Todo o mundo sabe que com o poder absoluto que tem nas mãos (será em breve também o presidente do MPLA e Titular do Poder Executivo), João Lourenço é um potencial ditador, na linha do seu mestre e criador José Eduardo dos Santos. E, como também todos sabem, se o poder corrompe, o poder absoluto corrompe absolutamente.

Só em ditadura, mesmo que legitimada pelos votos comprados a um povo que quase sempre pensa com a barriga (vazia) e não com a cabeça, é possível o MPLA estar tantos anos no poder. Em qualquer estado de direito democrático tal não seria possível. Mas isso tem alguma importância? Claro que não.

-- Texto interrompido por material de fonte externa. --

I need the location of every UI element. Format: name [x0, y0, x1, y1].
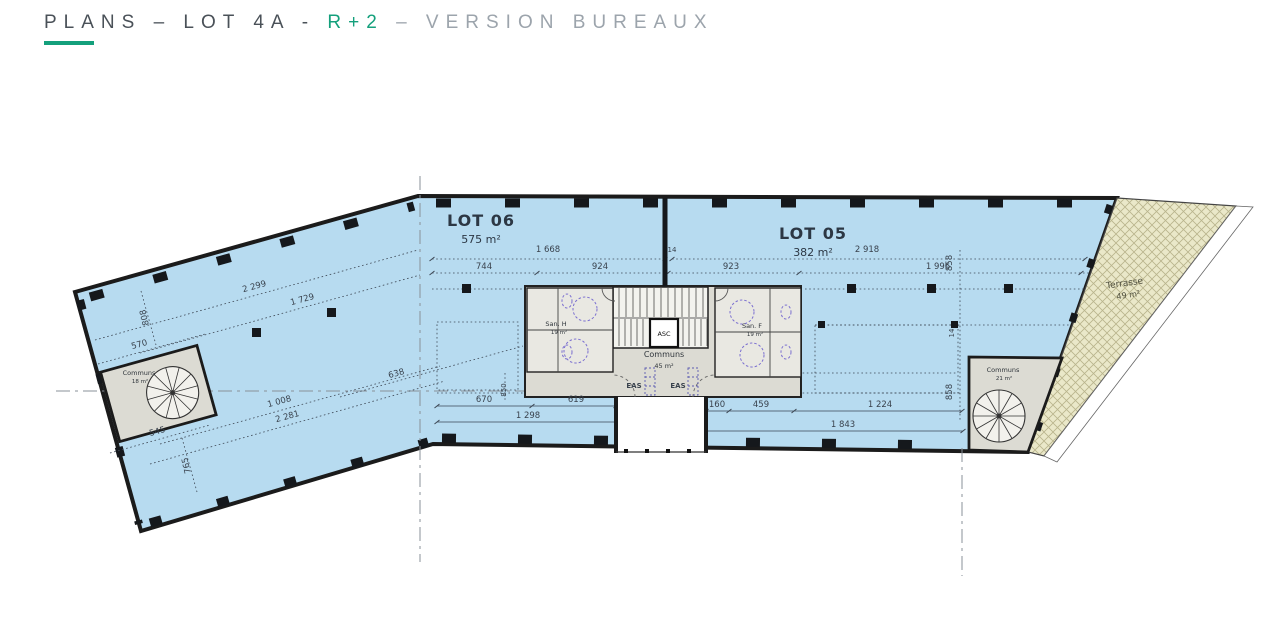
dim-1668: 1 668	[536, 245, 560, 255]
floor-plan: ASC San. H 19 m² San.	[0, 0, 1280, 626]
communs-right-area: 21 m²	[996, 375, 1012, 382]
communs-right-label: Communs	[987, 366, 1020, 374]
lot06-area: 575 m²	[461, 233, 501, 246]
dim-858-lower: 858	[945, 384, 955, 400]
lot05-area: 382 m²	[793, 246, 833, 259]
sanitary-women: San. F 19 m²	[715, 288, 801, 377]
communs-core-area: 45 m²	[654, 362, 674, 370]
title-suffix: – VERSION BUREAUX	[384, 12, 714, 33]
dim-14-mid: 14	[948, 328, 956, 337]
dim-850: 850	[500, 383, 508, 396]
dim-459: 459	[753, 400, 769, 410]
dim-858-upper: 858	[945, 255, 955, 271]
dim-14-top: 14	[668, 246, 677, 254]
dim-923: 923	[723, 262, 739, 272]
communs-core-label: Communs	[644, 350, 684, 359]
communs-left-label: Communs	[123, 369, 156, 377]
san-f-label: San. F	[742, 322, 762, 330]
dim-670: 670	[476, 395, 492, 405]
page-header: PLANS – LOT 4A - R+2 – VERSION BUREAUX	[44, 12, 714, 45]
dim-744: 744	[476, 262, 492, 272]
title-floor-label: R+2	[327, 12, 383, 33]
balcony-void	[616, 396, 706, 454]
san-f-area: 19 m²	[747, 331, 763, 338]
dim-2918: 2 918	[855, 245, 879, 255]
dim-1843: 1 843	[831, 420, 855, 430]
lot06-name: LOT 06	[447, 211, 515, 230]
dim-160: 160	[709, 400, 725, 410]
sanitary-men: San. H 19 m²	[527, 288, 613, 372]
eas-left-label: EAS	[626, 382, 641, 390]
elevator-label: ASC	[657, 330, 671, 338]
san-h-area: 19 m²	[551, 329, 567, 336]
communs-left-area: 18 m²	[132, 378, 148, 385]
title-prefix: PLANS – LOT 4A -	[44, 12, 327, 33]
eas-right-label: EAS	[670, 382, 685, 390]
page-title: PLANS – LOT 4A - R+2 – VERSION BUREAUX	[44, 12, 714, 34]
dim-619: 619	[568, 395, 584, 405]
dim-924: 924	[592, 262, 608, 272]
lot05-name: LOT 05	[779, 224, 847, 243]
stairwell: ASC	[613, 287, 708, 348]
dim-1298: 1 298	[516, 411, 540, 421]
san-h-label: San. H	[545, 320, 566, 328]
title-underline	[44, 41, 94, 45]
dim-1224: 1 224	[868, 400, 892, 410]
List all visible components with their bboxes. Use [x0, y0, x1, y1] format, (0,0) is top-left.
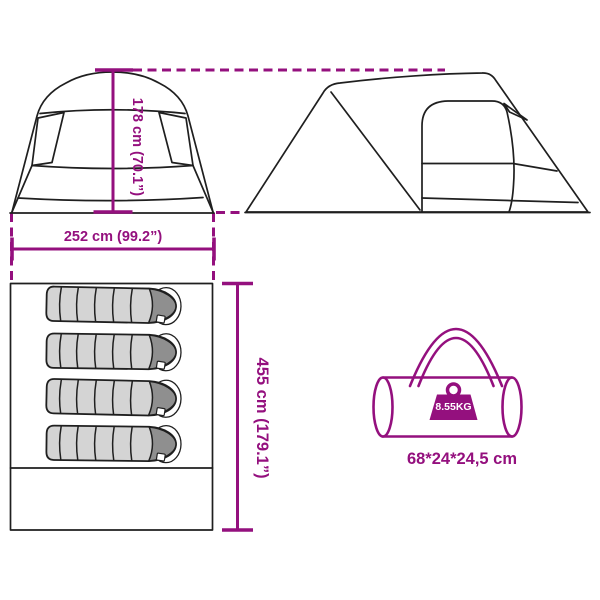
weight-icon-loop — [448, 384, 460, 396]
side-outline — [246, 73, 588, 212]
side-lower-seam — [422, 198, 578, 203]
tent-side-view — [245, 73, 590, 213]
sleeping-bag-3 — [46, 378, 181, 418]
sleeping-bag-1 — [46, 285, 181, 325]
side-upper-seam — [422, 164, 557, 172]
front-left-window — [32, 113, 64, 166]
length-dimension-label: 455 cm (179.1”) — [253, 318, 271, 518]
front-right-window — [159, 113, 193, 166]
carry-bag-size-label: 68*24*24,5 cm — [382, 450, 542, 468]
side-door-arch — [422, 101, 514, 212]
sleeping-bag-4 — [46, 424, 181, 463]
front-lower-seam — [18, 198, 203, 201]
dashed-guide-lines — [12, 70, 446, 283]
height-dimension-label: 178 cm (70.1”) — [128, 72, 144, 222]
sleeping-bag-2 — [46, 332, 181, 371]
floor-plan — [11, 284, 213, 531]
width-dimension-label: 252 cm (99.2”) — [33, 230, 193, 246]
carry-bag-left-end — [374, 378, 393, 437]
tent-dimensions-diagram: 178 cm (70.1”) 252 cm (99.2”) 455 cm (17… — [0, 0, 600, 600]
carry-bag-weight-label: 8.55KG — [423, 402, 484, 414]
side-vestibule-edge — [331, 92, 420, 210]
diagram-artwork — [0, 0, 600, 600]
carry-bag-right-end — [503, 378, 522, 437]
carry-bag — [374, 329, 522, 437]
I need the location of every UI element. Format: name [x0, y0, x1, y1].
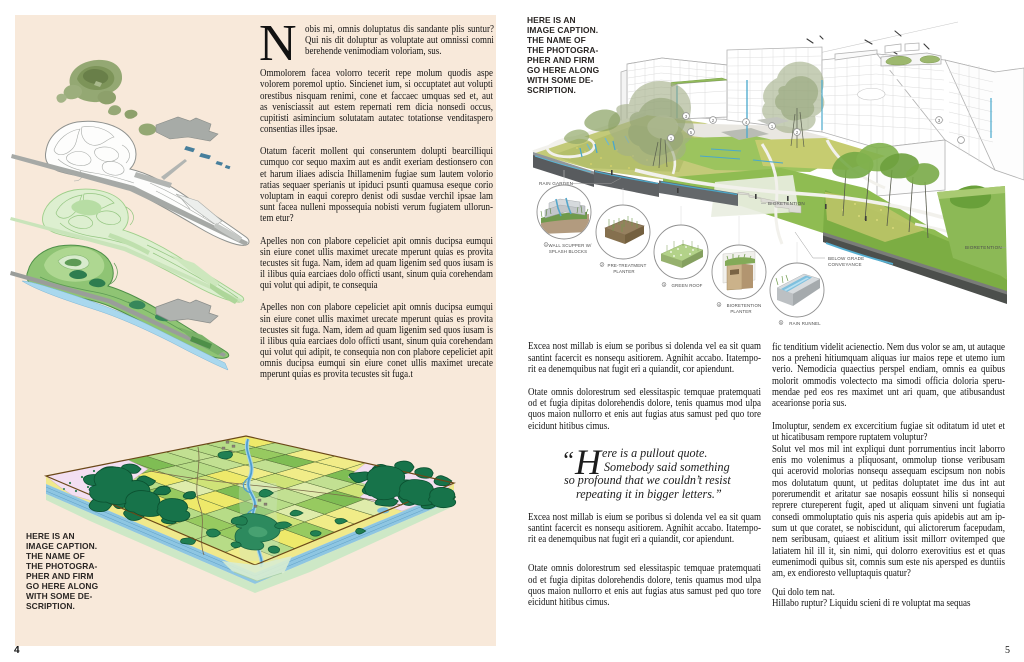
svg-text:5: 5 — [780, 321, 782, 325]
svg-text:5: 5 — [690, 130, 693, 135]
svg-text:WALL SCUPPER W/: WALL SCUPPER W/ — [549, 243, 593, 248]
svg-text:BIORETENTION: BIORETENTION — [727, 303, 762, 308]
svg-text:2: 2 — [712, 118, 715, 123]
svg-text:CONVEYANCE: CONVEYANCE — [828, 262, 862, 267]
svg-text:4: 4 — [745, 120, 748, 125]
svg-text:BIORETENTION: BIORETENTION — [768, 201, 805, 206]
svg-text:2: 2 — [796, 130, 799, 135]
svg-text:BELOW GRADE: BELOW GRADE — [828, 256, 864, 261]
svg-text:RAIN RUNNEL: RAIN RUNNEL — [789, 321, 821, 326]
svg-text:1: 1 — [771, 124, 774, 129]
svg-text:BIORETENTION: BIORETENTION — [965, 245, 1002, 250]
svg-text:3: 3 — [663, 283, 665, 287]
svg-text:SPLASH BLOCKS: SPLASH BLOCKS — [549, 249, 587, 254]
svg-text:GREEN ROOF: GREEN ROOF — [671, 283, 702, 288]
svg-text:1: 1 — [545, 243, 547, 247]
svg-text:PLANTER: PLANTER — [613, 269, 634, 274]
svg-text:2: 2 — [601, 263, 603, 267]
svg-text:PLANTER: PLANTER — [730, 309, 751, 314]
svg-text:3: 3 — [685, 114, 688, 119]
svg-text:4: 4 — [718, 303, 720, 307]
svg-text:1: 1 — [670, 136, 673, 141]
svg-text:PRE-TREATMENT: PRE-TREATMENT — [608, 263, 647, 268]
svg-text:3: 3 — [938, 118, 941, 123]
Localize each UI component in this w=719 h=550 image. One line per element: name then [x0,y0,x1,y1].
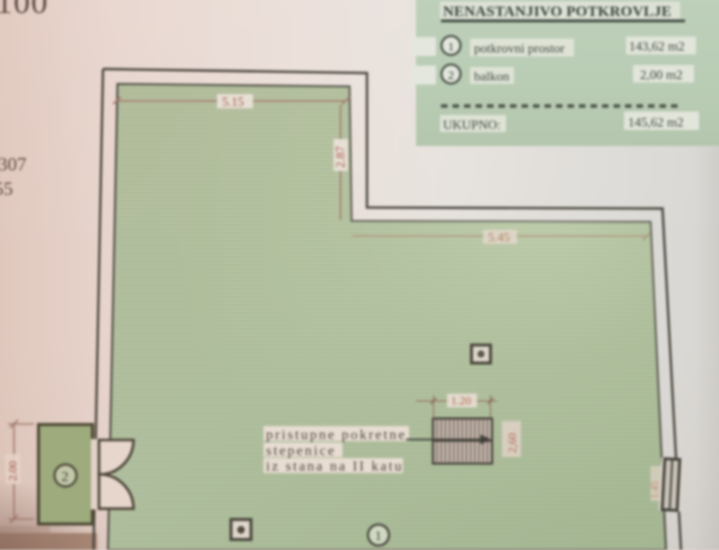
svg-text:2: 2 [448,68,454,82]
svg-text:5.45: 5.45 [488,231,510,245]
svg-text:potkrovni prostor: potkrovni prostor [474,41,565,56]
svg-text:UKUPNO:: UKUPNO: [443,117,501,132]
svg-text:143,62 m2: 143,62 m2 [629,39,685,54]
svg-text:pristupne pokretne: pristupne pokretne [266,428,407,443]
svg-text:iz stana na II katu: iz stana na II katu [266,460,404,475]
svg-text:55: 55 [0,179,13,200]
svg-text:2,00 m2: 2,00 m2 [640,67,683,82]
svg-text:NENASTANJIVO POTKROVLJE: NENASTANJIVO POTKROVLJE [443,4,672,20]
svg-text:1: 1 [375,528,382,543]
svg-text:145,62 m2: 145,62 m2 [628,115,684,130]
svg-text:1.20: 1.20 [451,396,471,408]
svg-text:2: 2 [62,470,69,485]
svg-text:1: 1 [448,40,454,54]
svg-text:2.87: 2.87 [334,146,348,168]
svg-text:5.15: 5.15 [222,95,244,109]
svg-text:stepenice: stepenice [266,444,336,459]
svg-text:307: 307 [0,155,27,176]
svg-text:balkon: balkon [474,69,510,84]
svg-text:1.45: 1.45 [650,481,661,499]
svg-text:100: 100 [0,0,49,21]
svg-text:2.00: 2.00 [8,461,20,481]
svg-text:2,60: 2,60 [507,433,519,453]
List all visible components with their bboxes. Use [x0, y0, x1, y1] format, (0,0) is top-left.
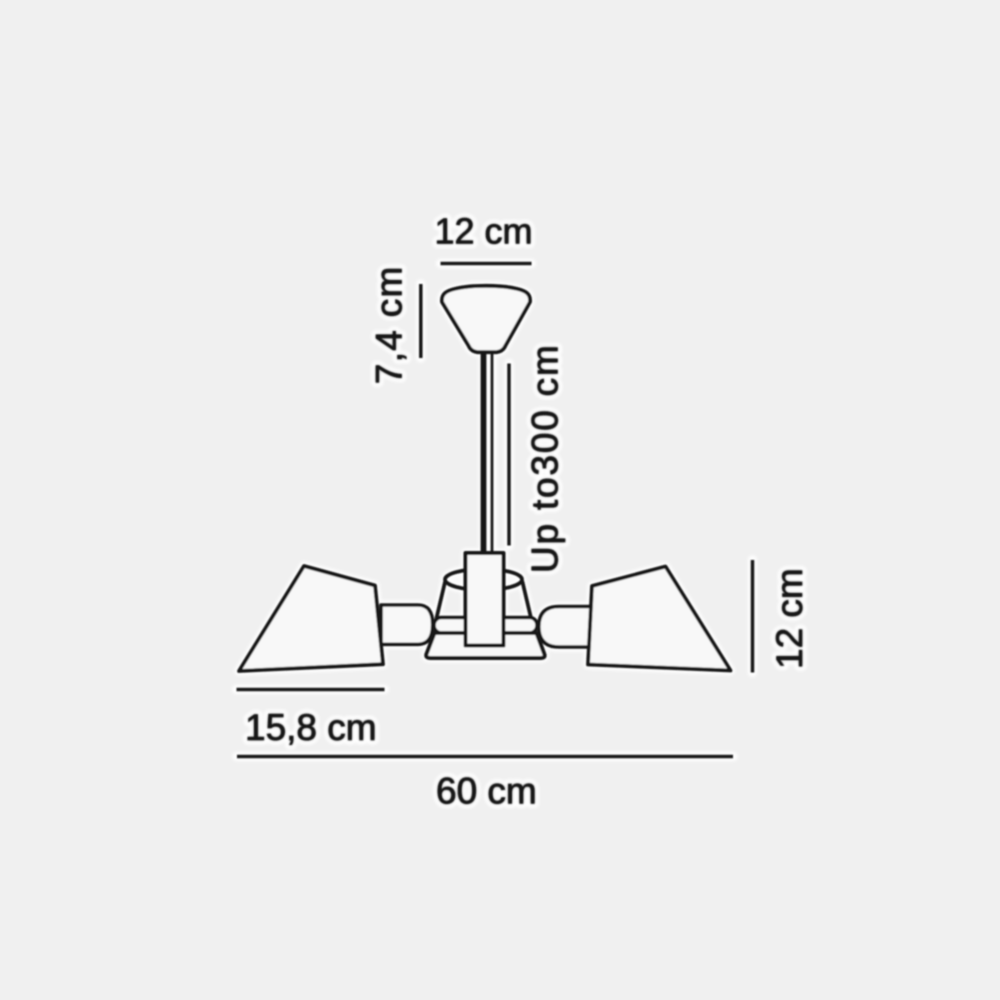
svg-text:60 cm: 60 cm [436, 771, 537, 812]
svg-text:7,4 cm: 7,4 cm [369, 265, 410, 384]
svg-text:12 cm: 12 cm [769, 568, 810, 669]
svg-text:Up to300 cm: Up to300 cm [525, 343, 566, 573]
svg-text:12 cm: 12 cm [435, 211, 533, 252]
svg-text:15,8 cm: 15,8 cm [245, 707, 377, 748]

Aliás, e Angola não foge infelizmente à regra, África é um alfobre constante e habitual de conflitos armados porque a falta de democraticidade e de equidade social obriga a que a alternância política seja conquistada pela linguagem das armas. Há obviamente outras razões, mas quando se julga que eleições são só por si sinónimo de democracia está-se a caminhar para a ditadura.

Com o MPLA passou-se exactamente isso. A guerra legitimou tudo o que se consegue imaginar de mau. Permitiu ao partido que está no poder desde a independência perpetuar-se no poder, tal como como permitiu que a UNITA dissesse que essa era (e pelo que se vai vendo até parece que teve razão) a única via para mudar de dono do país.

E quando, por manifesta ingenuidade e não menos manifesta simplicidade, o Povo dá sinais de querer alterar este (mau) estado de coisas, o regime acena logo com o espectro da guerra. “Isso não”, dizem os angolanos de tão sacrificado por dezenas de anos de guerra. E, mal por mal, preferem a barriga vazia do que os tiros. Mas até isso tem limites.

Também a comunidade internacional vem logo a terreiro para, sem cuidar da veracidade das teses do regime, dizer que não permitirá o regresso à guerra. E como é que o faz? Simples. Apoiando sempre e sempre quem está no poder.

É claro que, é sempre assim nas ditaduras, o povo foi sempre e continua a ser (as eleições não alteraram a génese da ditadura, apenas a maquilharam) carne para canhão. Seja na guerra ou na paz, o Povo continua a ser o escravo.

Desde 2002, o MPLA tem conseguido fingir que democratiza o país e, mais do que isso, conseguiu (embora não por mérito seu mas, isso sim, por demérito da UNITA) domesticar completamente todos aqueles que lhe poderiam fazer frente.

Tudo isto é possível com alguma facilidade quando se é dono de um país rico e, dessa forma, se consegue tudo o que se quer. E quando aparecem pessoas que não estão à venda mas incomodam e ameaçam o trono, há sempre forma de as fazer chocar com uma bala.

Acresce, e nisso os angolanos não são diferentes de outros povos sujeitos à vontade dos ditadores, que continua válida a tese de que “se não consegues vencê-los junta-te a eles”. Não admira por isso que João Lourenço tenha cada vez mais fiéis seguidores, sejam militares, políticos, empresários e até supostos jornalistas.

É claro que, enquanto isso, o Povo continua a ser gerado com fome, a nascer com fome, e a morrer pouco depois… com fome. E a fome, a miséria, as doenças, as assimetrias sociais são chagas imputáveis ao Poder. E quem está no poder desde 1975?